俺の声にミラが振り向いて、俺に向かって微笑みながら軽く頭を下げた。歩調を合わせてミラの横に並ぶ。

「今日は、何をするんだろう」

「そうですね。兄様は昨日の帰りの馬車でも、家に着くまでずっと何かを書いていました」

あの人は、またミラを放って一人で何かをしていたのか。俺は呆れていたが、ミラはただこれからやることを期待するかのように笑顔だった。


 念のためノックをしてから『魔術研究部』と書かれた扉を開くと、センパイが真剣な表情で何かをかき混ぜていた。
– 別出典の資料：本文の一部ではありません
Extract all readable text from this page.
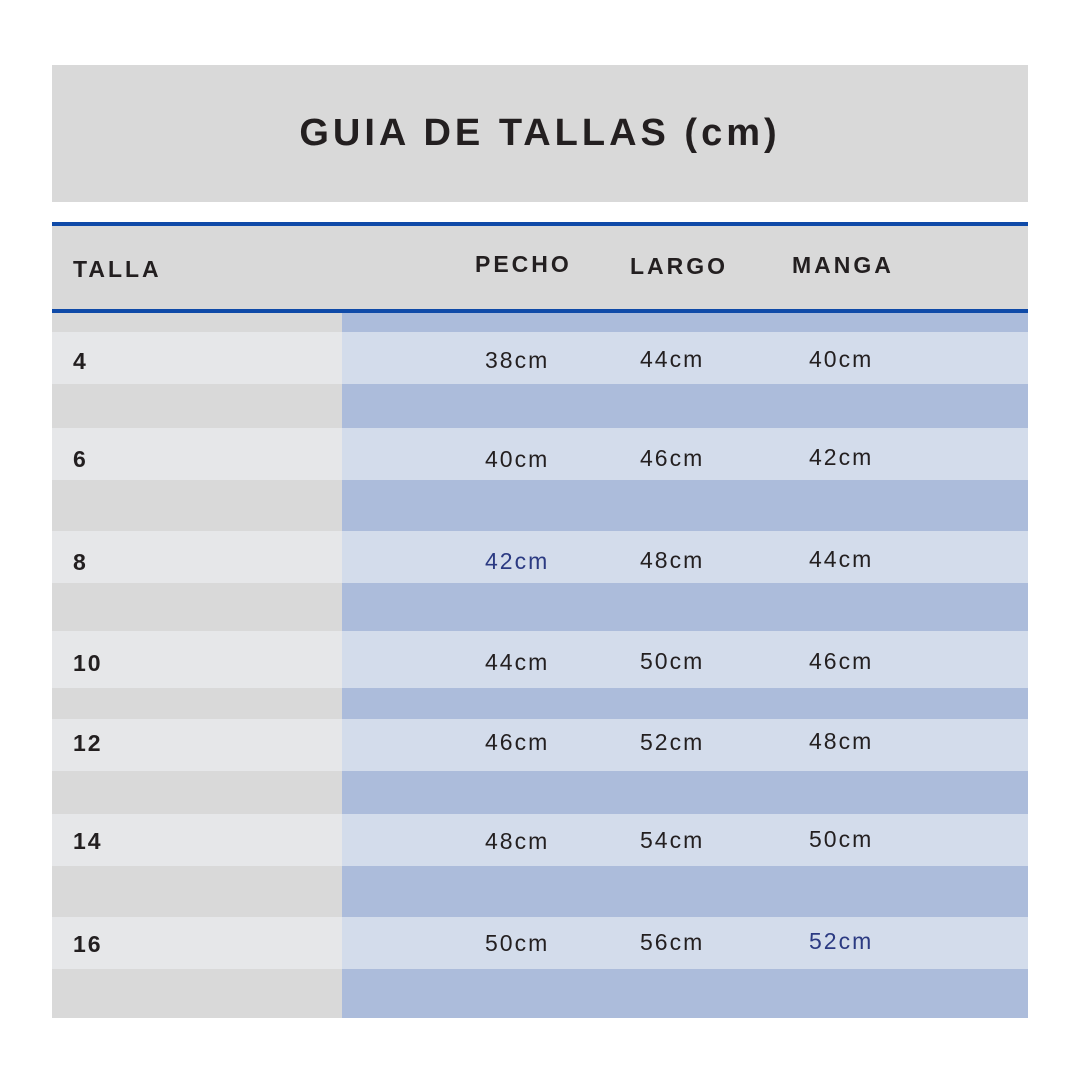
GUIA DE TALLAS (cm)
TALLA	PECHO	LARGO	MANGA
4	38cm	44cm	40cm
6	40cm	46cm	42cm
8	42cm	48cm	44cm
10	44cm	50cm	46cm
12	46cm	52cm	48cm
14	48cm	54cm	50cm
16	50cm	56cm	52cm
倉庫の壁に自分の荷物を置いてから、センパイに声を掛ける。

「センパイ、何やってんの?」

センパイはちらりとこちらを見上げてから、「インク作りだ」と答えた。


 椅子を引っ張り出して腰掛けて、机の上を見ると、センパイが今かき混ぜているのと同じ器がすでに6個ある。その中にある黒い液体はインクだろう。だけど、どうして6個もあるんだ?

 疑問はたくさんあったけれど、真剣な表情のセンパイにそれ以上話しかけることができず、俺が黙って待っていると、センパイがかき混ぜるのに使っていた棒を薄い紙で拭って机の上に置いてから、立ち上がった。
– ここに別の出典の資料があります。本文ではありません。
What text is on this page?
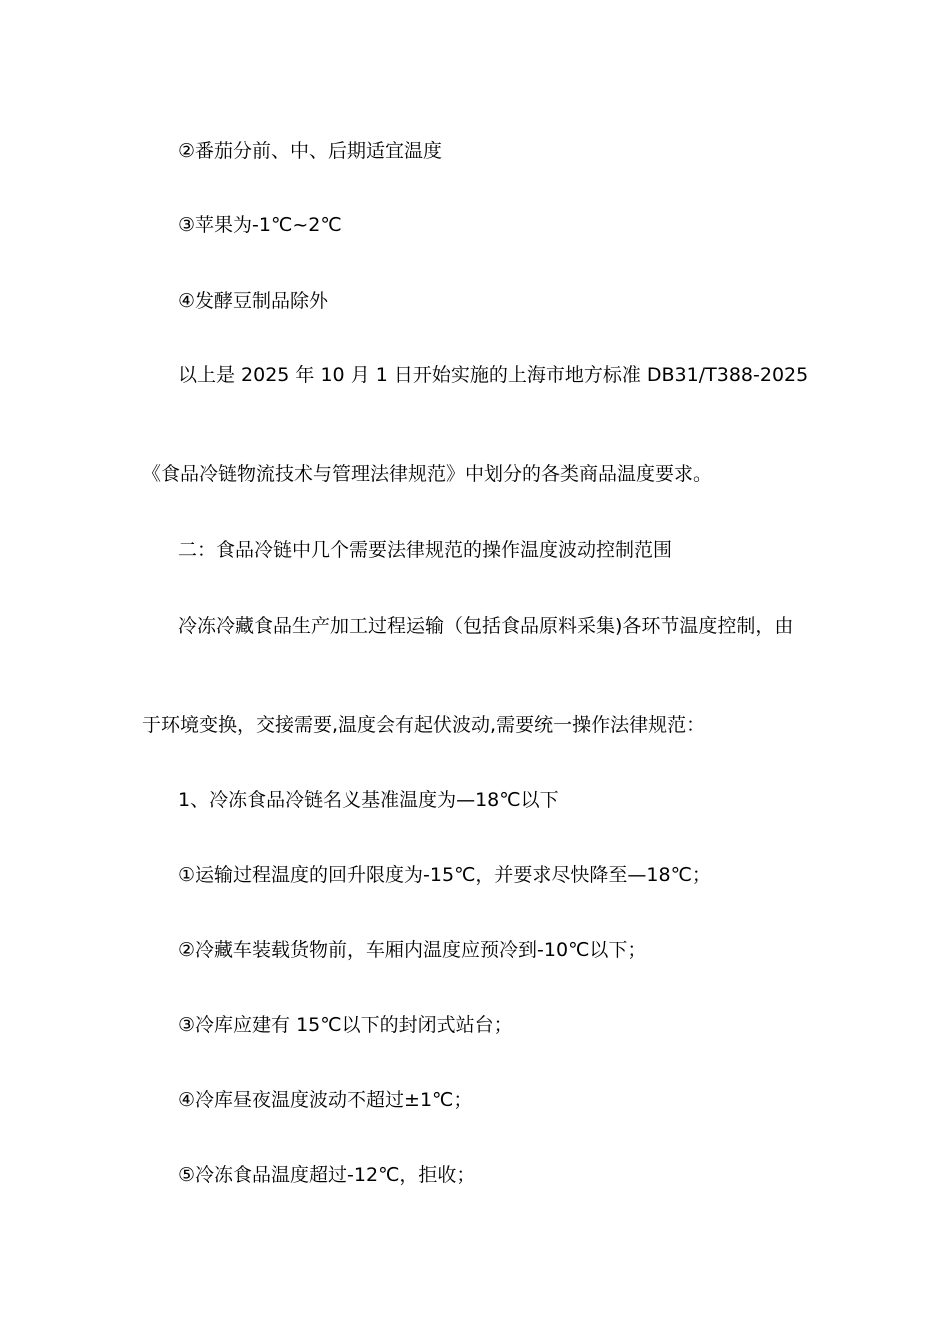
②番茄分前、中、后期适宜温度
③苹果为-1℃~2℃
④发酵豆制品除外
以上是 2025 年 10 月 1 日开始实施的上海市地方标准 DB31/T388-2025
《食品冷链物流技术与管理法律规范》中划分的各类商品温度要求。
二：食品冷链中几个需要法律规范的操作温度波动控制范围
冷冻冷藏食品生产加工过程运输（包括食品原料采集)各环节温度控制，由
于环境变换，交接需要,温度会有起伏波动,需要统一操作法律规范：
1、冷冻食品冷链名义基准温度为—18℃以下
①运输过程温度的回升限度为-15℃，并要求尽快降至—18℃；
②冷藏车装载货物前，车厢内温度应预冷到-10℃以下；
③冷库应建有 15℃以下的封闭式站台；
④冷库昼夜温度波动不超过±1℃；
⑤冷冻食品温度超过-12℃，拒收；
 いつもの箱の中から取り出されるのは大きな筆。それを机にひょいと置いてから席に着いて、インクの入った器の一つを自分の手元に引き寄せてから、机の端においていた紙をざっと広げる。いつも使うような魔法のスクロールよりもかなり横長の紙。筆にインクを付けてから、センパイは紙の上側にさらさらと文字を書き込んでいった。


 文字が端まで到達して、センパイが筆を上げた。そして、筆を薄い紙で軽く拭ってから、さっき使っていたのとは別の器を取り出して、再び文字を書き込んでいく。反対側から見ているので少し見にくいが、さっきのと同じ文字だ。センパイが黙々とその作業を繰り返して、同じ文字が6段並んだ横長の紙ができあがった。筆を置いたセンパイを待っていると、「はい」とセンパイが俺に紙を渡してくる。

「デューイ。頼む」

これが何かさっぱりわからないが、『頼む』と言われたので紙を丁寧に受け取って、言われた通りに力を込める。
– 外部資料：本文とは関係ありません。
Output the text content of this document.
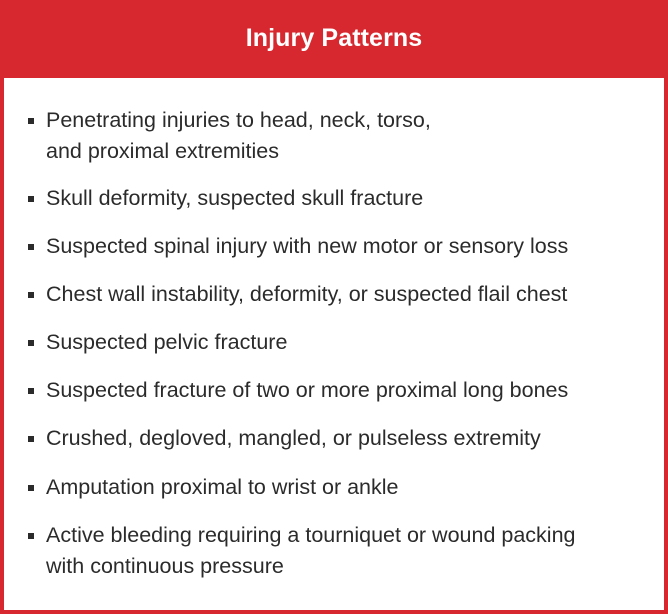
Injury Patterns
Penetrating injuries to head, neck, torso,
and proximal extremities
Skull deformity, suspected skull fracture
Suspected spinal injury with new motor or sensory loss
Chest wall instability, deformity, or suspected flail chest
Suspected pelvic fracture
Suspected fracture of two or more proximal long bones
Crushed, degloved, mangled, or pulseless extremity
Amputation proximal to wrist or ankle
Active bleeding requiring a tourniquet or wound packing
with continuous pressure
 俺の体から出た魔素に反応して、俺の手に近い方から文字が光り始めた。だけど紙の7割くらいの位置で、ぷすんと音が聞こえそうなほど光がせき止められる。それ以降の文字はどうやっても光らないが、力を送り続けていると紙はずっと光っていた。

「デューイそのままだ」

センパイが拡大鏡を持ってきて紙をのぞき込んでいる。その様子をちらりと見てから、俺も紙を観察する。6段並んだ文字のうち、光っているのは4段だけ。そしてその中でも、文字の光の強さが微妙に違う。

 センパイが端まで拡大鏡で覗いてから顔を上げた。

「ありがとう」

その声に左手にふたをするように魔素の供給を止める。紙を机に置いてから、軽く左肩を揉んだ。

「ミラもやってみてくれ」

ミラをまっすぐ見つめたセンパイに、ミラはこくんと頷いた。

「行きます」

「頼む」

そう言ってミラは左手に持った紙に力を込める。

「あれ?」

俺のときは6段中、4段光っていたはずなのに、今光っているのは3段だ。その光らなくなった1段を、センパイは拡大鏡で真剣に覗いている。

「ミラも、もう止めていいぞ」

俺より遙かに短い時間でセンパイはそう言って、ミラは力を止めた。ミラは椅子に座って、何度か肩で大きく息を吐いていた。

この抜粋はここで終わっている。